Anadolu'da ve Avrupa' da da bu tarihsel gelişime paralel olarak ilerleyen üretim şekilleri Romalıların ilk standartları getirmeleri ve bu işin ticaretini yapmaya başlamaları ile farklı bir boyut kazanmıştır.
Daha ileri dönemlerde Anadolu'da Selçuklu ve Osmanlı mimarisinin vazgeçilmez bir parçası olan tuğla ve kiremit Osmanlıların standartları ile Anadolu’ya has bir mimari tarz oluşturmuştur. Kiremitlerin daha küçük, tuğla boyutlarının ise daha büyük tutulduğu Osmanlılar döneminde ilk standartlar uygulanmaya başlanmıştır. O dönemde standart dışı üretim veya bunların inşaatlarda kullanımı yasaklanmış, bu konuda önemli cezalar öngörülmüştür. Hatta inşaatlarda bina katları ve modelleri konusunda bile standart uygulamalar bu dönemde getirilmiştir. Anadolu’da sektörel gelişme dikkate alındığında ise ne yazık ki atölye ve açık ocak imalathaneleri dışında fabrika ve endüstriyel üretim yapan tesis Osmanlıların son dönemine kadar gerçekleşememiştir.

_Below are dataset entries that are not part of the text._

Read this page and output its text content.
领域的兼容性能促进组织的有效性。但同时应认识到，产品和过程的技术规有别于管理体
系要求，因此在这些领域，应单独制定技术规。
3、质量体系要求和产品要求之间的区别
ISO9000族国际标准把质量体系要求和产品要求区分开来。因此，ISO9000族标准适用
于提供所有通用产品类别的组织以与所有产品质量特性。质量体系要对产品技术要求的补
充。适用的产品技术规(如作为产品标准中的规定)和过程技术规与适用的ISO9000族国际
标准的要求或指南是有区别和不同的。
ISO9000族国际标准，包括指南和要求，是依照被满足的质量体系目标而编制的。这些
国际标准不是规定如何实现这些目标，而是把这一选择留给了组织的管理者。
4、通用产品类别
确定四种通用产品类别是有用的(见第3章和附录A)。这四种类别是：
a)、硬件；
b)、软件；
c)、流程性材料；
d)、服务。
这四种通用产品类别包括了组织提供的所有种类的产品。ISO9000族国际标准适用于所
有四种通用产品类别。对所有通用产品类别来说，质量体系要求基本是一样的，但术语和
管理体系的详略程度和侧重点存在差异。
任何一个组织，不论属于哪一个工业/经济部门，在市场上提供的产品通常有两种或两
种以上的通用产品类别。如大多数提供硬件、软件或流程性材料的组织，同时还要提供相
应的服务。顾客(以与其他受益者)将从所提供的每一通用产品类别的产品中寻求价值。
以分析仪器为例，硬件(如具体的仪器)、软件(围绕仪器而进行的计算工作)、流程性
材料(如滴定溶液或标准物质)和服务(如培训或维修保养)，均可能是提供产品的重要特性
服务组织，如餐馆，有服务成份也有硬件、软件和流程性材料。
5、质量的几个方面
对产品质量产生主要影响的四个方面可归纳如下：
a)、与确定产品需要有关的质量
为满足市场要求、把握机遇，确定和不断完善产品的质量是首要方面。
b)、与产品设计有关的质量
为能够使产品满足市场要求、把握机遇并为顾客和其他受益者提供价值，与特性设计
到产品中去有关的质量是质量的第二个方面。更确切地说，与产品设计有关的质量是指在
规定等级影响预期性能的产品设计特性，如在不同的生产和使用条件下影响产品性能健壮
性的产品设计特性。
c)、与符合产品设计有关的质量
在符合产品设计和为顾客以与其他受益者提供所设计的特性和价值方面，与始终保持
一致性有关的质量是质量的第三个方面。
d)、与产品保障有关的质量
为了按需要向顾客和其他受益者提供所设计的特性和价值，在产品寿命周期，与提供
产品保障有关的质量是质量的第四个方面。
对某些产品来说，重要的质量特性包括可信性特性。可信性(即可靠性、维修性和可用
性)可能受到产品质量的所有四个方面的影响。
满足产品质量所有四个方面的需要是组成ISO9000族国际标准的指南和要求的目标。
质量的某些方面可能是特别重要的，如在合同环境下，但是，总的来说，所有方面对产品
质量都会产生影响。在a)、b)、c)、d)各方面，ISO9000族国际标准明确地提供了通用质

Cumhuriyetin ilanından sonra yabancı girişimciler sayesinde Marmara ve Ege bölgelerinde tuğla ve kiremit üretim tesisleri yapılmaya başlanmış, ilerleyen dönemde yerli girişimciler sayesinde sektörde gelişim süreci yakalanmış ve önce ithal makinelerle yapılan tesisler yerini yerli makinelere bırakmıştır. Ancak bu oluşum çok geç gerçekleşmiş olup belki de sektörün Avrupa şartlarına göre daha az modernize olmasının bir nedenidir.
Avrupada ne yazık ki sektörel gelişme çok daha hızlı ilerlemiş, özellikle buharlı makinelerin bulunmasının ardından öncelikle hammadde hazırlama makinelerinde kullanılan hayvan gücü yerini buharlı motorlara bırakmıştır. 1700’lü yıllarda sektörde ilk devrim sayılan bu makineleşmenin ardından 1800’lü yıllarda helezonlu şekillendirme preslerinin gelişimi ile delikli ve daha hafif tuğla üretimi gündeme gelmiş, bu da daha az hammadde ve daha az enerji ile daha fazla üretimin yapılmasını sağlamıştır. Daha sonraları Hoffman ve tünel tip fırınların devreye girmesi ile de büyük bir atılım yaşanmış, üretimler artmış, tuğla ve kiremit çok daha kolay üretilen ve ucuz bir yapı malzemesi haline gelmiş ve kullanımı giderek yaygınlaşmıştır.